"No," she cried, "you shall not promise me. I'll form a solemn, committee of your friends—your real friends—and we'll come some day and exact an oath from you, individually and collectively. That will be much more impressive. I must go now," she went on reproachfully, "and you have shown me nothing that you've brought back with you. Is there anything here?" In her anxiety to put space between them she bad walked to the furthest and untidiest corner of the room, where half a dozen canvases leaned with their faces to the wall.
Kendal watched her, tilt them forward one after another with a kind or sick impotence.
"Absolutely nothing!" he cried.
But it was too late—she had paused in her running commentary on the pictures, she was standing looking, absolutely silent, at the last but one. She had come upon it—she had found it—his sketch of the scene in Lady Halifax's drawing-room.
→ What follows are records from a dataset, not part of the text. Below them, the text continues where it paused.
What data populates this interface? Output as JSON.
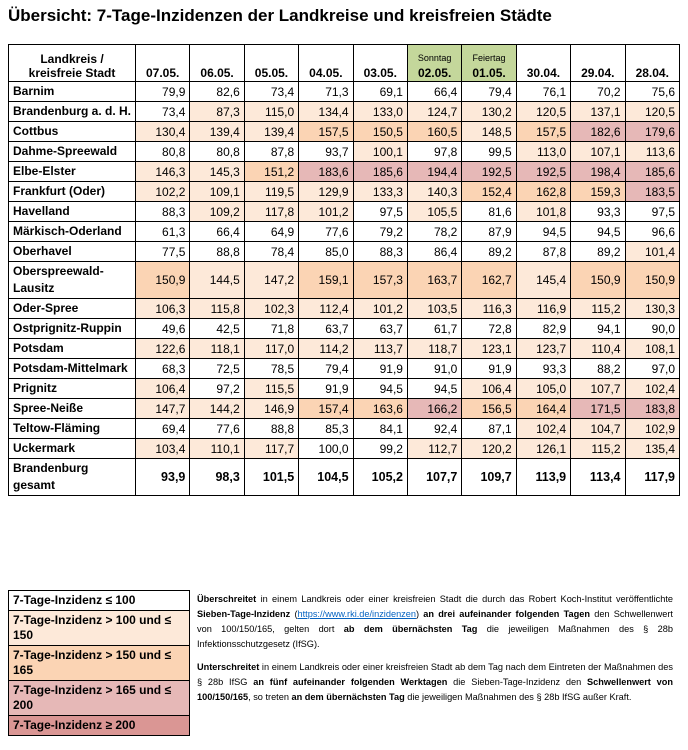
{
  "title": "Übersicht: 7-Tage-Inzidenzen der Landkreise und kreisfreien Städte",
  "table": {
    "header": "Landkreis / kreisfreie Stadt",
    "columns": [
      {
        "date": "07.05."
      },
      {
        "date": "06.05."
      },
      {
        "date": "05.05."
      },
      {
        "date": "04.05."
      },
      {
        "date": "03.05."
      },
      {
        "date": "02.05.",
        "note": "Sonntag",
        "color": "#c4d79b"
      },
      {
        "date": "01.05.",
        "note": "Feiertag",
        "color": "#c4d79b"
      },
      {
        "date": "30.04."
      },
      {
        "date": "29.04."
      },
      {
        "date": "28.04."
      }
    ],
    "rows": [
      {
        "name": "Barnim",
        "values": [
          "79,9",
          "82,6",
          "73,4",
          "71,3",
          "69,1",
          "66,4",
          "79,4",
          "76,1",
          "70,2",
          "75,6"
        ],
        "shades": [
          0,
          0,
          0,
          0,
          0,
          0,
          0,
          0,
          0,
          0
        ]
      },
      {
        "name": "Brandenburg a. d. H.",
        "values": [
          "73,4",
          "87,3",
          "115,0",
          "134,4",
          "133,0",
          "124,7",
          "130,2",
          "120,5",
          "137,1",
          "120,5"
        ],
        "shades": [
          0,
          1,
          1,
          1,
          1,
          1,
          1,
          1,
          1,
          1
        ]
      },
      {
        "name": "Cottbus",
        "values": [
          "130,4",
          "139,4",
          "139,4",
          "157,5",
          "150,5",
          "160,5",
          "148,5",
          "157,5",
          "182,6",
          "179,6"
        ],
        "shades": [
          1,
          1,
          1,
          2,
          2,
          2,
          1,
          2,
          3,
          3
        ]
      },
      {
        "name": "Dahme-Spreewald",
        "values": [
          "80,8",
          "80,8",
          "87,8",
          "93,7",
          "100,1",
          "97,8",
          "99,5",
          "113,0",
          "107,1",
          "113,6"
        ],
        "shades": [
          0,
          0,
          0,
          0,
          1,
          0,
          0,
          1,
          1,
          1
        ]
      },
      {
        "name": "Elbe-Elster",
        "values": [
          "146,3",
          "145,3",
          "151,2",
          "183,6",
          "185,6",
          "194,4",
          "192,5",
          "192,5",
          "198,4",
          "185,6"
        ],
        "shades": [
          1,
          1,
          2,
          3,
          3,
          3,
          3,
          3,
          3,
          3
        ]
      },
      {
        "name": "Frankfurt (Oder)",
        "values": [
          "102,2",
          "109,1",
          "119,5",
          "129,9",
          "133,3",
          "140,3",
          "152,4",
          "162,8",
          "159,3",
          "183,5"
        ],
        "shades": [
          1,
          1,
          1,
          1,
          1,
          1,
          2,
          2,
          2,
          3
        ]
      },
      {
        "name": "Havelland",
        "values": [
          "88,3",
          "109,2",
          "117,8",
          "101,2",
          "97,5",
          "105,5",
          "81,6",
          "101,8",
          "93,3",
          "97,5"
        ],
        "shades": [
          0,
          1,
          1,
          1,
          0,
          1,
          0,
          1,
          0,
          0
        ]
      },
      {
        "name": "Märkisch-Oderland",
        "values": [
          "61,3",
          "66,4",
          "64,9",
          "77,6",
          "79,2",
          "78,2",
          "87,9",
          "94,5",
          "94,5",
          "96,6"
        ],
        "shades": [
          0,
          0,
          0,
          0,
          0,
          0,
          0,
          0,
          0,
          0
        ]
      },
      {
        "name": "Oberhavel",
        "values": [
          "77,5",
          "88,8",
          "78,4",
          "85,0",
          "88,3",
          "86,4",
          "89,2",
          "87,8",
          "89,2",
          "101,4"
        ],
        "shades": [
          0,
          0,
          0,
          0,
          0,
          0,
          0,
          0,
          0,
          1
        ]
      },
      {
        "name": "Oberspreewald-Lausitz",
        "values": [
          "150,9",
          "144,5",
          "147,2",
          "159,1",
          "157,3",
          "163,7",
          "162,7",
          "145,4",
          "150,9",
          "150,9"
        ],
        "shades": [
          2,
          1,
          1,
          2,
          2,
          2,
          2,
          1,
          2,
          2
        ]
      },
      {
        "name": "Oder-Spree",
        "values": [
          "106,3",
          "115,8",
          "102,3",
          "112,4",
          "101,2",
          "103,5",
          "116,3",
          "116,9",
          "115,2",
          "130,3"
        ],
        "shades": [
          1,
          1,
          1,
          1,
          1,
          1,
          1,
          1,
          1,
          1
        ]
      },
      {
        "name": "Ostprignitz-Ruppin",
        "values": [
          "49,6",
          "42,5",
          "71,8",
          "63,7",
          "63,7",
          "61,7",
          "72,8",
          "82,9",
          "94,1",
          "90,0"
        ],
        "shades": [
          0,
          0,
          0,
          0,
          0,
          0,
          0,
          0,
          0,
          0
        ]
      },
      {
        "name": "Potsdam",
        "values": [
          "122,6",
          "118,1",
          "117,0",
          "114,2",
          "113,7",
          "118,7",
          "123,1",
          "123,7",
          "110,4",
          "108,1"
        ],
        "shades": [
          1,
          1,
          1,
          1,
          1,
          1,
          1,
          1,
          1,
          1
        ]
      },
      {
        "name": "Potsdam-Mittelmark",
        "values": [
          "68,3",
          "72,5",
          "78,5",
          "79,4",
          "91,9",
          "91,0",
          "91,9",
          "93,3",
          "88,2",
          "97,0"
        ],
        "shades": [
          0,
          0,
          0,
          0,
          0,
          0,
          0,
          0,
          0,
          0
        ]
      },
      {
        "name": "Prignitz",
        "values": [
          "106,4",
          "97,2",
          "115,5",
          "91,9",
          "94,5",
          "94,5",
          "106,4",
          "105,0",
          "107,7",
          "102,4"
        ],
        "shades": [
          1,
          0,
          1,
          0,
          0,
          0,
          1,
          1,
          1,
          1
        ]
      },
      {
        "name": "Spree-Neiße",
        "values": [
          "147,7",
          "144,2",
          "146,9",
          "157,4",
          "163,6",
          "166,2",
          "156,5",
          "164,4",
          "171,5",
          "183,8"
        ],
        "shades": [
          1,
          1,
          1,
          2,
          2,
          3,
          2,
          2,
          3,
          3
        ]
      },
      {
        "name": "Teltow-Fläming",
        "values": [
          "69,4",
          "77,6",
          "88,8",
          "85,3",
          "84,1",
          "92,4",
          "87,1",
          "102,4",
          "104,7",
          "102,9"
        ],
        "shades": [
          0,
          0,
          0,
          0,
          0,
          0,
          0,
          1,
          1,
          1
        ]
      },
      {
        "name": "Uckermark",
        "values": [
          "103,4",
          "110,1",
          "117,7",
          "100,0",
          "99,2",
          "112,7",
          "120,2",
          "126,1",
          "115,2",
          "135,4"
        ],
        "shades": [
          1,
          1,
          1,
          0,
          0,
          1,
          1,
          1,
          1,
          1
        ]
      },
      {
        "name": "Brandenburg gesamt",
        "bold": true,
        "values": [
          "93,9",
          "98,3",
          "101,5",
          "104,5",
          "105,2",
          "107,7",
          "109,7",
          "113,9",
          "113,4",
          "117,9"
        ],
        "shades": [
          0,
          0,
          0,
          0,
          0,
          0,
          0,
          0,
          0,
          0
        ]
      }
    ]
  },
  "legend": [
    {
      "label": "7-Tage-Inzidenz ≤ 100",
      "color": "#ffffff"
    },
    {
      "label": "7-Tage-Inzidenz > 100 und ≤ 150",
      "color": "#fde9d9"
    },
    {
      "label": "7-Tage-Inzidenz > 150 und ≤ 165",
      "color": "#fbd4b4"
    },
    {
      "label": "7-Tage-Inzidenz > 165 und ≤ 200",
      "color": "#e6b8b7"
    },
    {
      "label": "7-Tage-Inzidenz ≥ 200",
      "color": "#da9694"
    }
  ],
  "notes": [
    [
      {
        "text": "Überschreitet",
        "bold": true
      },
      {
        "text": " in einem Landkreis oder einer kreisfreien Stadt die durch das Robert Koch-Institut veröffentlichte "
      },
      {
        "text": "Sieben-Tage-Inzidenz",
        "bold": true
      },
      {
        "text": " ("
      },
      {
        "text": "https://www.rki.de/inzidenzen",
        "link": true
      },
      {
        "text": ") "
      },
      {
        "text": "an drei aufeinander folgenden Tagen",
        "bold": true
      },
      {
        "text": " den Schwellenwert von 100/150/165, gelten dort "
      },
      {
        "text": "ab dem übernächsten Tag",
        "bold": true
      },
      {
        "text": " die jeweiligen Maßnahmen des § 28b Infektionsschutzgesetz (IfSG)."
      }
    ],
    [
      {
        "text": "Unterschreitet",
        "bold": true
      },
      {
        "text": " in einem Landkreis oder einer kreisfreien Stadt ab dem Tag nach dem Eintreten der Maßnahmen des § 28b IfSG "
      },
      {
        "text": "an fünf aufeinander folgenden Werktagen",
        "bold": true
      },
      {
        "text": " die Sieben-Tage-Inzidenz den "
      },
      {
        "text": "Schwellenwert von 100/150/165",
        "bold": true
      },
      {
        "text": ", so treten "
      },
      {
        "text": "an dem übernächsten Tag",
        "bold": true
      },
      {
        "text": " die jeweiligen Maßnahmen des § 28b IfSG außer Kraft."
      }
    ]
  ]
}
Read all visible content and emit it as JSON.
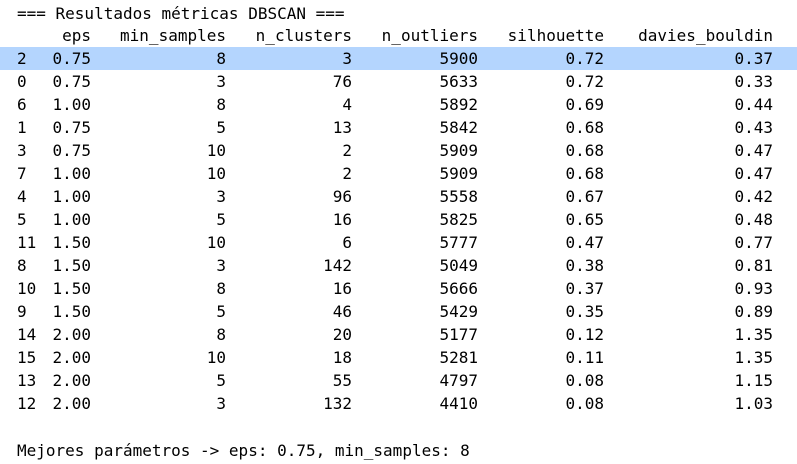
{
  "title": "=== Resultados métricas DBSCAN ===",
  "columns": {
    "eps": "eps",
    "min_samples": "min_samples",
    "n_clusters": "n_clusters",
    "n_outliers": "n_outliers",
    "silhouette": "silhouette",
    "davies_bouldin": "davies_bouldin"
  },
  "rows": [
    {
      "idx": "2",
      "eps": "0.75",
      "min_samples": "8",
      "n_clusters": "3",
      "n_outliers": "5900",
      "silhouette": "0.72",
      "davies_bouldin": "0.37"
    },
    {
      "idx": "0",
      "eps": "0.75",
      "min_samples": "3",
      "n_clusters": "76",
      "n_outliers": "5633",
      "silhouette": "0.72",
      "davies_bouldin": "0.33"
    },
    {
      "idx": "6",
      "eps": "1.00",
      "min_samples": "8",
      "n_clusters": "4",
      "n_outliers": "5892",
      "silhouette": "0.69",
      "davies_bouldin": "0.44"
    },
    {
      "idx": "1",
      "eps": "0.75",
      "min_samples": "5",
      "n_clusters": "13",
      "n_outliers": "5842",
      "silhouette": "0.68",
      "davies_bouldin": "0.43"
    },
    {
      "idx": "3",
      "eps": "0.75",
      "min_samples": "10",
      "n_clusters": "2",
      "n_outliers": "5909",
      "silhouette": "0.68",
      "davies_bouldin": "0.47"
    },
    {
      "idx": "7",
      "eps": "1.00",
      "min_samples": "10",
      "n_clusters": "2",
      "n_outliers": "5909",
      "silhouette": "0.68",
      "davies_bouldin": "0.47"
    },
    {
      "idx": "4",
      "eps": "1.00",
      "min_samples": "3",
      "n_clusters": "96",
      "n_outliers": "5558",
      "silhouette": "0.67",
      "davies_bouldin": "0.42"
    },
    {
      "idx": "5",
      "eps": "1.00",
      "min_samples": "5",
      "n_clusters": "16",
      "n_outliers": "5825",
      "silhouette": "0.65",
      "davies_bouldin": "0.48"
    },
    {
      "idx": "11",
      "eps": "1.50",
      "min_samples": "10",
      "n_clusters": "6",
      "n_outliers": "5777",
      "silhouette": "0.47",
      "davies_bouldin": "0.77"
    },
    {
      "idx": "8",
      "eps": "1.50",
      "min_samples": "3",
      "n_clusters": "142",
      "n_outliers": "5049",
      "silhouette": "0.38",
      "davies_bouldin": "0.81"
    },
    {
      "idx": "10",
      "eps": "1.50",
      "min_samples": "8",
      "n_clusters": "16",
      "n_outliers": "5666",
      "silhouette": "0.37",
      "davies_bouldin": "0.93"
    },
    {
      "idx": "9",
      "eps": "1.50",
      "min_samples": "5",
      "n_clusters": "46",
      "n_outliers": "5429",
      "silhouette": "0.35",
      "davies_bouldin": "0.89"
    },
    {
      "idx": "14",
      "eps": "2.00",
      "min_samples": "8",
      "n_clusters": "20",
      "n_outliers": "5177",
      "silhouette": "0.12",
      "davies_bouldin": "1.35"
    },
    {
      "idx": "15",
      "eps": "2.00",
      "min_samples": "10",
      "n_clusters": "18",
      "n_outliers": "5281",
      "silhouette": "0.11",
      "davies_bouldin": "1.35"
    },
    {
      "idx": "13",
      "eps": "2.00",
      "min_samples": "5",
      "n_clusters": "55",
      "n_outliers": "4797",
      "silhouette": "0.08",
      "davies_bouldin": "1.15"
    },
    {
      "idx": "12",
      "eps": "2.00",
      "min_samples": "3",
      "n_clusters": "132",
      "n_outliers": "4410",
      "silhouette": "0.08",
      "davies_bouldin": "1.03"
    }
  ],
  "selected_row": 0,
  "colors": {
    "selection": "#b4d5fe",
    "text": "#000000",
    "background": "#ffffff"
  },
  "footer": "Mejores parámetros -> eps: 0.75, min_samples: 8"
}
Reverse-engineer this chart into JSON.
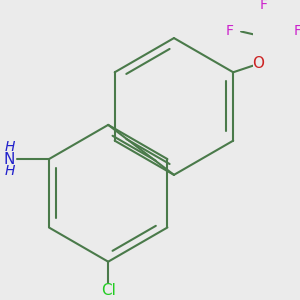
{
  "background_color": "#ebebeb",
  "bond_color": "#4a7a4a",
  "bond_width": 1.5,
  "atom_colors": {
    "N": "#2222cc",
    "O": "#cc2222",
    "F": "#cc22cc",
    "Cl": "#22cc22"
  },
  "font_size": 10,
  "fig_size": [
    3.0,
    3.0
  ],
  "dpi": 100
}
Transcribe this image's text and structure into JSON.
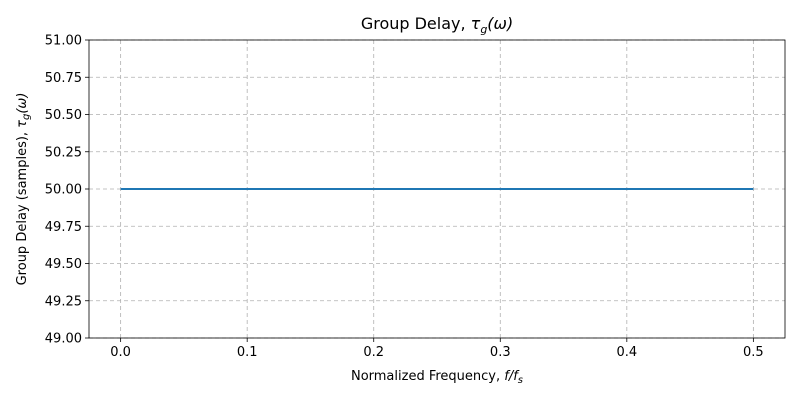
{
  "chart_data": {
    "type": "line",
    "title": "Group Delay, τg(ω)",
    "title_parts": {
      "prefix": "Group Delay, ",
      "symbol": "τ",
      "sub": "g",
      "suffix": "(ω)"
    },
    "xlabel": "Normalized Frequency, f/fs",
    "xlabel_parts": {
      "prefix": "Normalized Frequency, ",
      "symbol": "f/f",
      "sub": "s"
    },
    "ylabel": "Group Delay (samples), τg(ω)",
    "ylabel_parts": {
      "prefix": "Group Delay (samples), ",
      "symbol": "τ",
      "sub": "g",
      "suffix": "(ω)"
    },
    "xlim": [
      -0.025,
      0.525
    ],
    "ylim": [
      49.0,
      51.0
    ],
    "xticks": [
      0.0,
      0.1,
      0.2,
      0.3,
      0.4,
      0.5
    ],
    "xtick_labels": [
      "0.0",
      "0.1",
      "0.2",
      "0.3",
      "0.4",
      "0.5"
    ],
    "yticks": [
      49.0,
      49.25,
      49.5,
      49.75,
      50.0,
      50.25,
      50.5,
      50.75,
      51.0
    ],
    "ytick_labels": [
      "49.00",
      "49.25",
      "49.50",
      "49.75",
      "50.00",
      "50.25",
      "50.50",
      "50.75",
      "51.00"
    ],
    "grid": true,
    "series": [
      {
        "x": [
          0.0,
          0.5
        ],
        "y": [
          50.0,
          50.0
        ],
        "color": "#1f77b4"
      }
    ]
  }
}
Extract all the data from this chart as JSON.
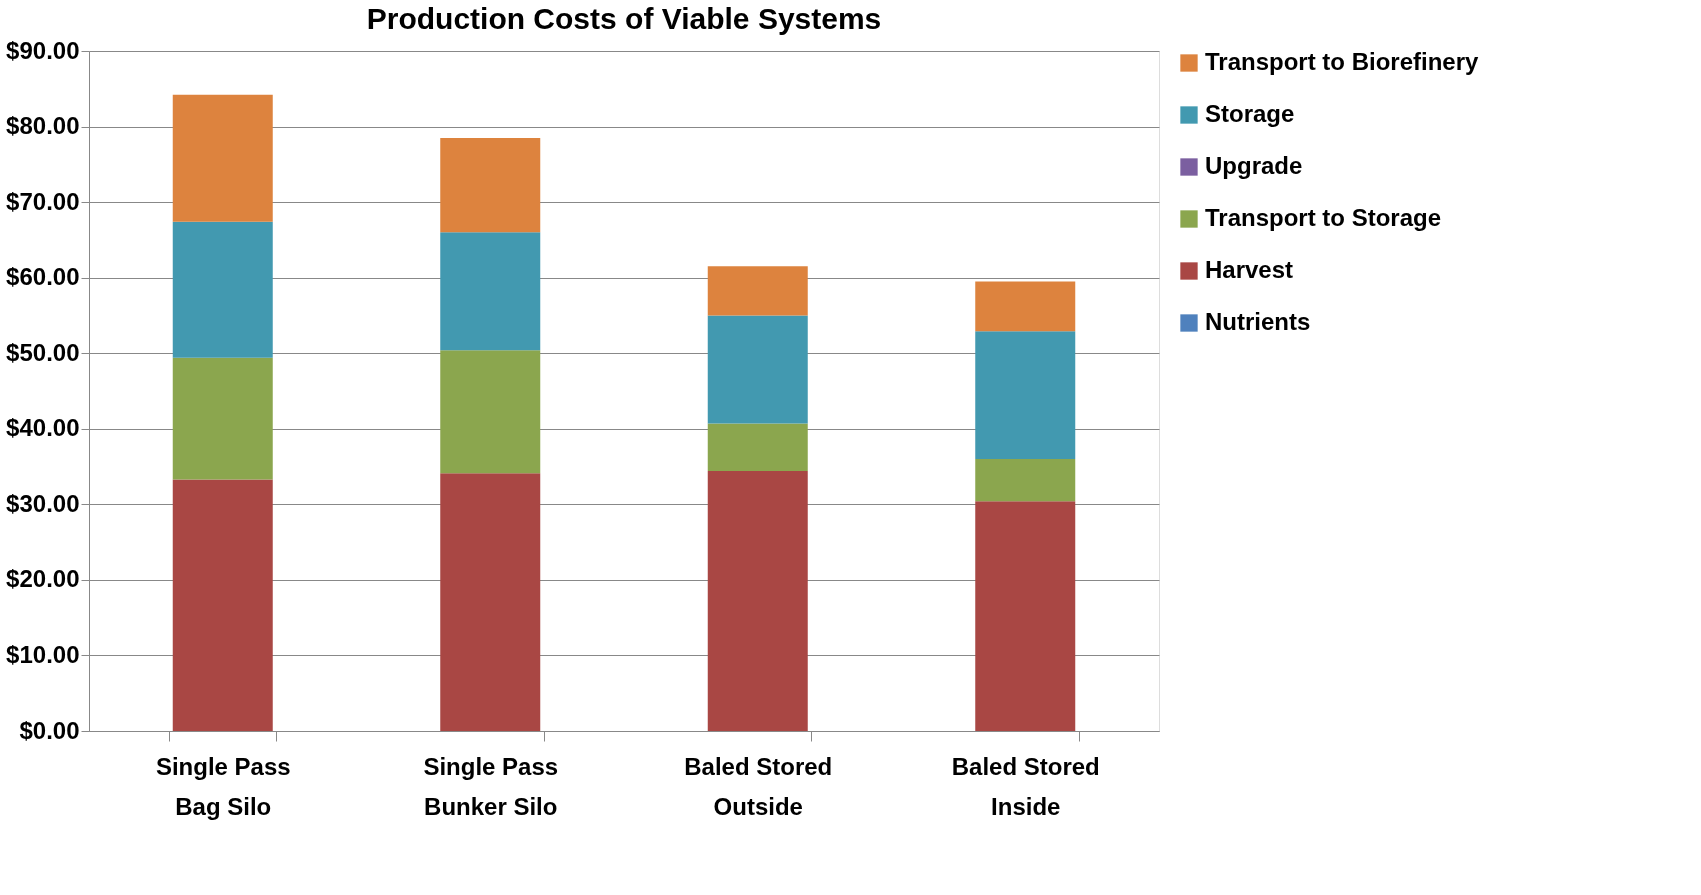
{
  "chart_data": {
    "type": "bar",
    "title": "Production Costs of Viable Systems",
    "categories": [
      "Single Pass Bag Silo",
      "Single Pass Bunker Silo",
      "Baled Stored Outside",
      "Baled Stored Inside"
    ],
    "stacked": true,
    "series": [
      {
        "name": "Nutrients",
        "color": "#4f81bd",
        "values": [
          0,
          0,
          0,
          0
        ]
      },
      {
        "name": "Harvest",
        "color": "#a94744",
        "values": [
          33.3,
          34.1,
          34.4,
          30.4
        ]
      },
      {
        "name": "Transport to Storage",
        "color": "#8ba64e",
        "values": [
          16.1,
          16.3,
          6.3,
          5.6
        ]
      },
      {
        "name": "Upgrade",
        "color": "#7b5fa0",
        "values": [
          0,
          0,
          0,
          0
        ]
      },
      {
        "name": "Storage",
        "color": "#4299b0",
        "values": [
          18.0,
          15.6,
          14.3,
          16.9
        ]
      },
      {
        "name": "Transport to Biorefinery",
        "color": "#dd833e",
        "values": [
          16.8,
          12.5,
          6.5,
          6.6
        ]
      }
    ],
    "ylim": [
      0,
      90
    ],
    "yticks": [
      {
        "value": 0,
        "label": "$0.00"
      },
      {
        "value": 10,
        "label": "$10.00"
      },
      {
        "value": 20,
        "label": "$20.00"
      },
      {
        "value": 30,
        "label": "$30.00"
      },
      {
        "value": 40,
        "label": "$40.00"
      },
      {
        "value": 50,
        "label": "$50.00"
      },
      {
        "value": 60,
        "label": "$60.00"
      },
      {
        "value": 70,
        "label": "$70.00"
      },
      {
        "value": 80,
        "label": "$80.00"
      },
      {
        "value": 90,
        "label": "$90.00"
      }
    ],
    "grid": "y",
    "legend": "right"
  }
}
"Oh yes, there is something!" she said at last, carefully drawing it out and holding it at arm's length. "Something that is quite new to me. Do you mind if I put it in a better light?" Her voice had wonderfully changed; it expressed a curious interest and self-control. In effect that was all she felt for the moment; she had a dull consciousness of a blow, but did not yet quite understand being struck. She was gathering herself together as she looked, growing conscious of her hurt and of her resentment. Kendal was silent, cursing himself inwardly for not having destroyed the thing the day after he had let himself do it.
"Yes," she said, placing it on an easel at an oblique angle with the north window of the room, "it is better so."
She stepped back a few paces to look at it, and stood immovable, searching every detail. "It does you credit," she said slowly; "immense credit. Oh, it is very clever!"
"Forgive me," Kendal said, taking a step toward her. "I am afraid it doesn't But I never intended you to see it."
"Is it an order?" she asked calmly. "Ah, but that would not have been fair—not to show it to me first!"
Kendal crimsoned. "I beg," he said earnestly, "that you will not think such a thing possible. I intended to destroy it—I don't know why I have not destroyed it!"